Knight likely began avoiding people soon after leaving civilization back in 1986, said Michael Douglas, adult programs director at Maine Primitive Skills School based in Augusta.

“I would say the first thing that happens, and we see this with people that get lost in the woods, is you start to hide from people that you see in the woods,” Douglas said. “That would be a pretty defining moment for him, when he started to flee and hide from people.”

Douglas says that this basic human instinct to flee from strangers typically begins after just a few days of solitude in the woods.
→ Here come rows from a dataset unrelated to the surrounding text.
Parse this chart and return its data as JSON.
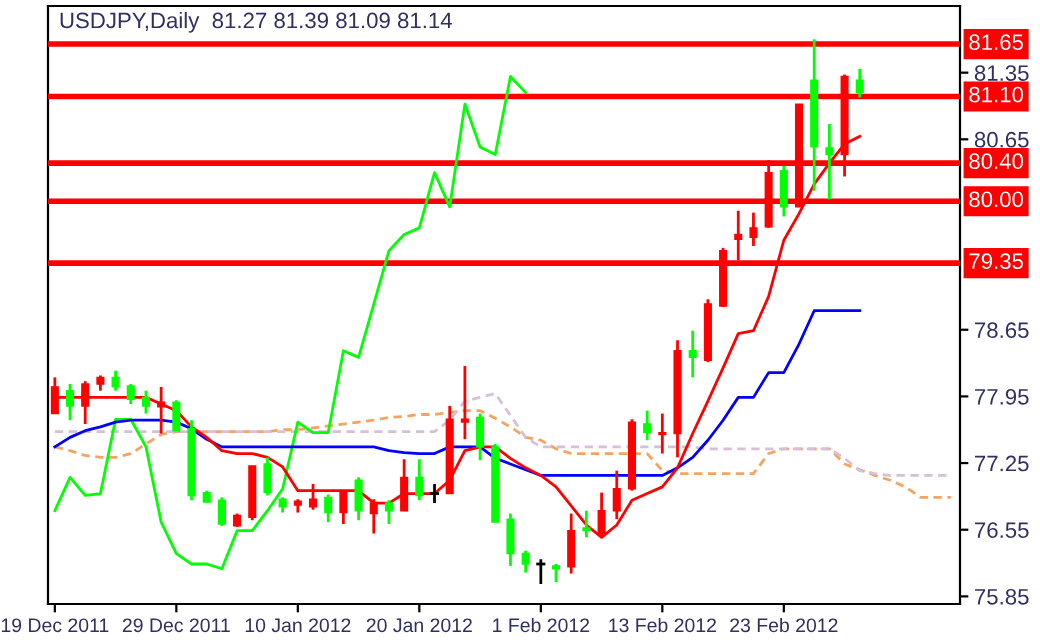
{
  "chart_data": {
    "type": "candlestick",
    "title": "USDJPY,Daily  81.27 81.39 81.09 81.14",
    "categories": [
      "19 Dec 2011",
      null,
      null,
      null,
      null,
      null,
      null,
      null,
      "29 Dec 2011",
      null,
      null,
      null,
      null,
      null,
      null,
      null,
      "10 Jan 2012",
      null,
      null,
      null,
      null,
      null,
      null,
      null,
      "20 Jan 2012",
      null,
      null,
      null,
      null,
      null,
      null,
      null,
      "1 Feb 2012",
      null,
      null,
      null,
      null,
      null,
      null,
      null,
      "13 Feb 2012",
      null,
      null,
      null,
      null,
      null,
      null,
      null,
      "23 Feb 2012",
      null,
      null,
      null,
      null,
      null,
      null,
      null,
      null,
      null,
      null,
      null
    ],
    "ohlc": [
      [
        77.77,
        78.15,
        77.77,
        78.05
      ],
      [
        78.01,
        78.08,
        77.7,
        77.85
      ],
      [
        77.85,
        78.11,
        77.66,
        78.08
      ],
      [
        78.08,
        78.17,
        78.01,
        78.15
      ],
      [
        78.15,
        78.22,
        78.01,
        78.05
      ],
      [
        78.06,
        78.08,
        77.87,
        77.92
      ],
      [
        77.94,
        78.01,
        77.77,
        77.85
      ],
      [
        77.84,
        78.05,
        77.56,
        77.89
      ],
      [
        77.89,
        77.91,
        77.59,
        77.59
      ],
      [
        77.61,
        77.7,
        76.86,
        76.91
      ],
      [
        76.94,
        76.96,
        76.84,
        76.84
      ],
      [
        76.86,
        76.89,
        76.59,
        76.61
      ],
      [
        76.59,
        76.72,
        76.58,
        76.7
      ],
      [
        76.68,
        77.22,
        76.65,
        77.22
      ],
      [
        77.24,
        77.31,
        76.91,
        76.94
      ],
      [
        76.87,
        76.89,
        76.73,
        76.79
      ],
      [
        76.81,
        76.87,
        76.73,
        76.85
      ],
      [
        76.79,
        77.03,
        76.76,
        76.87
      ],
      [
        76.89,
        76.92,
        76.63,
        76.73
      ],
      [
        76.73,
        76.96,
        76.61,
        76.94
      ],
      [
        77.07,
        77.1,
        76.65,
        76.75
      ],
      [
        76.72,
        76.87,
        76.51,
        76.83
      ],
      [
        76.83,
        76.86,
        76.61,
        76.75
      ],
      [
        76.75,
        77.29,
        76.75,
        77.1
      ],
      [
        77.1,
        77.29,
        76.86,
        76.91
      ],
      [
        76.93,
        77.03,
        76.83,
        76.93
      ],
      [
        76.93,
        77.85,
        76.93,
        77.71
      ],
      [
        77.68,
        78.27,
        77.5,
        77.71
      ],
      [
        77.73,
        77.77,
        77.28,
        77.42
      ],
      [
        77.42,
        77.45,
        76.63,
        76.63
      ],
      [
        76.66,
        76.72,
        76.17,
        76.3
      ],
      [
        76.3,
        76.33,
        76.1,
        76.19
      ],
      [
        76.19,
        76.24,
        75.98,
        76.19
      ],
      [
        76.17,
        76.19,
        76.0,
        76.14
      ],
      [
        76.16,
        76.72,
        76.09,
        76.54
      ],
      [
        76.57,
        76.75,
        76.47,
        76.54
      ],
      [
        76.51,
        76.94,
        76.47,
        76.75
      ],
      [
        76.75,
        77.17,
        76.66,
        76.98
      ],
      [
        76.98,
        77.71,
        76.96,
        77.68
      ],
      [
        77.66,
        77.8,
        77.49,
        77.57
      ],
      [
        77.55,
        77.77,
        77.35,
        77.57
      ],
      [
        77.56,
        78.54,
        77.31,
        78.43
      ],
      [
        78.43,
        78.64,
        78.15,
        78.36
      ],
      [
        78.33,
        78.97,
        78.31,
        78.92
      ],
      [
        78.9,
        79.51,
        78.89,
        79.48
      ],
      [
        79.6,
        79.9,
        79.38,
        79.65
      ],
      [
        79.62,
        79.88,
        79.53,
        79.72
      ],
      [
        79.73,
        80.43,
        79.72,
        80.3
      ],
      [
        80.32,
        80.37,
        79.84,
        79.94
      ],
      [
        79.94,
        81.02,
        79.94,
        81.02
      ],
      [
        81.27,
        81.7,
        80.11,
        80.57
      ],
      [
        80.56,
        80.81,
        80.02,
        80.49
      ],
      [
        80.49,
        81.33,
        80.26,
        81.31
      ],
      [
        81.27,
        81.39,
        81.09,
        81.14
      ],
      null,
      null,
      null,
      null,
      null,
      null
    ],
    "colors": [
      "#ff0000",
      "#00ff00",
      "#ff0000",
      "#ff0000",
      "#00ff00",
      "#00ff00",
      "#00ff00",
      "#ff0000",
      "#00ff00",
      "#00ff00",
      "#00ff00",
      "#00ff00",
      "#ff0000",
      "#ff0000",
      "#00ff00",
      "#00ff00",
      "#ff0000",
      "#ff0000",
      "#00ff00",
      "#ff0000",
      "#00ff00",
      "#ff0000",
      "#00ff00",
      "#ff0000",
      "#00ff00",
      "#000000",
      "#ff0000",
      "#ff0000",
      "#00ff00",
      "#00ff00",
      "#00ff00",
      "#00ff00",
      "#000000",
      "#00ff00",
      "#ff0000",
      "#00ff00",
      "#ff0000",
      "#ff0000",
      "#ff0000",
      "#00ff00",
      "#ff0000",
      "#ff0000",
      "#00ff00",
      "#ff0000",
      "#ff0000",
      "#ff0000",
      "#ff0000",
      "#ff0000",
      "#00ff00",
      "#ff0000",
      "#00ff00",
      "#00ff00",
      "#ff0000",
      "#00ff00",
      null,
      null,
      null,
      null,
      null,
      null
    ],
    "series": [
      {
        "type": "line",
        "color": "#f4a460",
        "line_style": "dashed",
        "values": [
          77.42,
          77.38,
          77.33,
          77.31,
          77.31,
          77.35,
          77.45,
          77.55,
          77.58,
          null,
          77.58,
          77.58,
          77.58,
          77.58,
          77.58,
          77.6,
          77.6,
          77.62,
          77.64,
          77.66,
          77.68,
          77.7,
          77.73,
          77.74,
          77.76,
          77.76,
          77.78,
          77.8,
          77.8,
          77.72,
          77.63,
          77.52,
          77.49,
          77.4,
          77.35,
          77.35,
          77.35,
          77.35,
          77.35,
          77.35,
          77.17,
          77.14,
          77.14,
          77.14,
          77.14,
          77.14,
          77.14,
          77.35,
          77.4,
          77.4,
          77.4,
          77.4,
          77.24,
          77.18,
          77.12,
          77.07,
          77.0,
          76.89,
          76.89,
          76.89
        ]
      },
      {
        "type": "line",
        "color": "#d8bfd8",
        "line_style": "dashed",
        "values": [
          77.58,
          77.58,
          77.58,
          77.58,
          77.58,
          77.58,
          77.58,
          77.58,
          77.58,
          77.58,
          77.58,
          77.58,
          77.58,
          77.58,
          77.58,
          77.58,
          77.58,
          77.58,
          77.58,
          77.58,
          77.58,
          77.58,
          77.58,
          77.58,
          77.58,
          77.58,
          77.7,
          77.9,
          77.94,
          77.98,
          77.75,
          77.52,
          77.42,
          77.42,
          77.42,
          77.42,
          77.42,
          77.42,
          77.42,
          77.42,
          77.42,
          77.42,
          77.42,
          77.4,
          77.4,
          77.4,
          77.4,
          77.4,
          77.4,
          77.4,
          77.4,
          77.4,
          77.3,
          77.17,
          77.14,
          77.12,
          77.12,
          77.12,
          77.12,
          77.12
        ]
      },
      {
        "type": "line",
        "color": "#00ff00",
        "values": [
          76.75,
          77.1,
          76.91,
          76.93,
          77.71,
          77.71,
          77.42,
          76.63,
          76.3,
          76.19,
          76.19,
          76.14,
          76.54,
          76.54,
          76.75,
          76.98,
          77.68,
          77.57,
          77.57,
          78.43,
          78.36,
          78.92,
          79.48,
          79.65,
          79.72,
          80.3,
          79.94,
          81.02,
          80.57,
          80.49,
          81.31,
          81.14,
          null,
          null,
          null,
          null,
          null,
          null,
          null,
          null,
          null,
          null,
          null,
          null,
          null,
          null,
          null,
          null,
          null,
          null,
          null,
          null,
          null,
          null,
          null,
          null,
          null,
          null,
          null,
          null
        ]
      },
      {
        "type": "line",
        "color": "#0000ff",
        "values": [
          77.42,
          77.52,
          77.59,
          77.63,
          77.68,
          77.7,
          77.7,
          77.7,
          77.68,
          77.61,
          77.5,
          77.42,
          77.42,
          77.42,
          77.42,
          77.42,
          77.42,
          77.42,
          77.42,
          77.42,
          77.42,
          77.42,
          77.38,
          77.36,
          77.35,
          77.35,
          77.42,
          77.42,
          77.42,
          77.3,
          77.24,
          77.18,
          77.12,
          77.12,
          77.12,
          77.12,
          77.12,
          77.12,
          77.12,
          77.12,
          77.12,
          77.2,
          77.31,
          77.49,
          77.7,
          77.94,
          77.94,
          78.2,
          78.2,
          78.5,
          78.85,
          78.85,
          78.85,
          78.85,
          null,
          null,
          null,
          null,
          null,
          null
        ]
      },
      {
        "type": "line",
        "color": "#ff0000",
        "values": [
          77.94,
          77.94,
          77.94,
          77.94,
          77.94,
          77.94,
          77.94,
          77.87,
          77.8,
          77.63,
          77.52,
          77.38,
          77.35,
          77.35,
          77.31,
          77.21,
          76.96,
          76.96,
          76.96,
          76.96,
          76.96,
          76.83,
          76.83,
          76.93,
          76.93,
          76.93,
          77.07,
          77.38,
          77.42,
          77.42,
          77.3,
          77.2,
          77.12,
          77.0,
          76.8,
          76.6,
          76.47,
          76.6,
          76.86,
          76.93,
          77.0,
          77.2,
          77.56,
          77.9,
          78.25,
          78.61,
          78.64,
          79.0,
          79.59,
          79.87,
          80.18,
          80.4,
          80.6,
          80.68,
          null,
          null,
          null,
          null,
          null,
          null
        ]
      }
    ],
    "ref_lines": [
      {
        "axis": "y",
        "value": 81.65,
        "label": "81.65",
        "color": "#ff0000"
      },
      {
        "axis": "y",
        "value": 81.1,
        "label": "81.10",
        "color": "#ff0000"
      },
      {
        "axis": "y",
        "value": 80.4,
        "label": "80.40",
        "color": "#ff0000"
      },
      {
        "axis": "y",
        "value": 80.0,
        "label": "80.00",
        "color": "#ff0000"
      },
      {
        "axis": "y",
        "value": 79.35,
        "label": "79.35",
        "color": "#ff0000"
      }
    ],
    "ylim": [
      75.77,
      82.05
    ],
    "yticks": [
      75.85,
      76.55,
      77.25,
      77.95,
      78.65,
      80.65,
      81.35
    ],
    "grid": false,
    "legend": false
  }
}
“The thoughts that run in people’s heads about being late for work and what to have for dinner and what’s on TV that night, those go away in about four days to two weeks of being in the wilderness,” Douglas said. “Then you develop a more intuitive and emotional communication in your head. You eat when you’re hungry, sleep when you’re tired, and you’re mindful of weather changes.”

It was reported that Knight never lit a fire for fear of being caught. In response to that, Douglas says that survival would have been possible without a fire, but only if Knight had a “really warm sleeping bag.”

“But he’d be living like an animal in a cocoon for most of his waking days [in the winter] or moving around constantly just to stay warm.”

Like many mammals in the Maine wilderness, it was reported that Knight usually made an effort to put on weight in the fall so he would have to eat less in the winter.

“To have the foresight to do that is pretty unique, but not unheard of,” Douglas said. “When you live in the out of doors for a while, you slow down and your awareness goes beyond what you need in the moment and it becomes seasonal — so that makes sense.”

Another aspect of Knight that might cause people to question whether he truly lived for nearly three decades in the wilderness is his appearance. He doesn’t fit the typical depiction of a hermit — shabby, dirty, with long hair and a beard. Upon being caught, Knight was clean shaven, with short hair, glasses and clean clothing.

Douglas speculates that perhaps Knight had problems early on with mites, fleas and ticks, and therefore decided to shave. He also imagines Knight may have put efforts into his personal hygiene as a sort of “dual camouflage,” so he could blend into a town environment while breaking into buildings and camps for supplies.

“If he had gone just totally native, where he would make his own debris hut and get fire off the landscape, it would have taken him a little longer and he would have been more uncomfortable at first, but he could still be out there if he had just stayed away from people’s camps,” Douglas said. “His taking the convenient way out is what did him in.”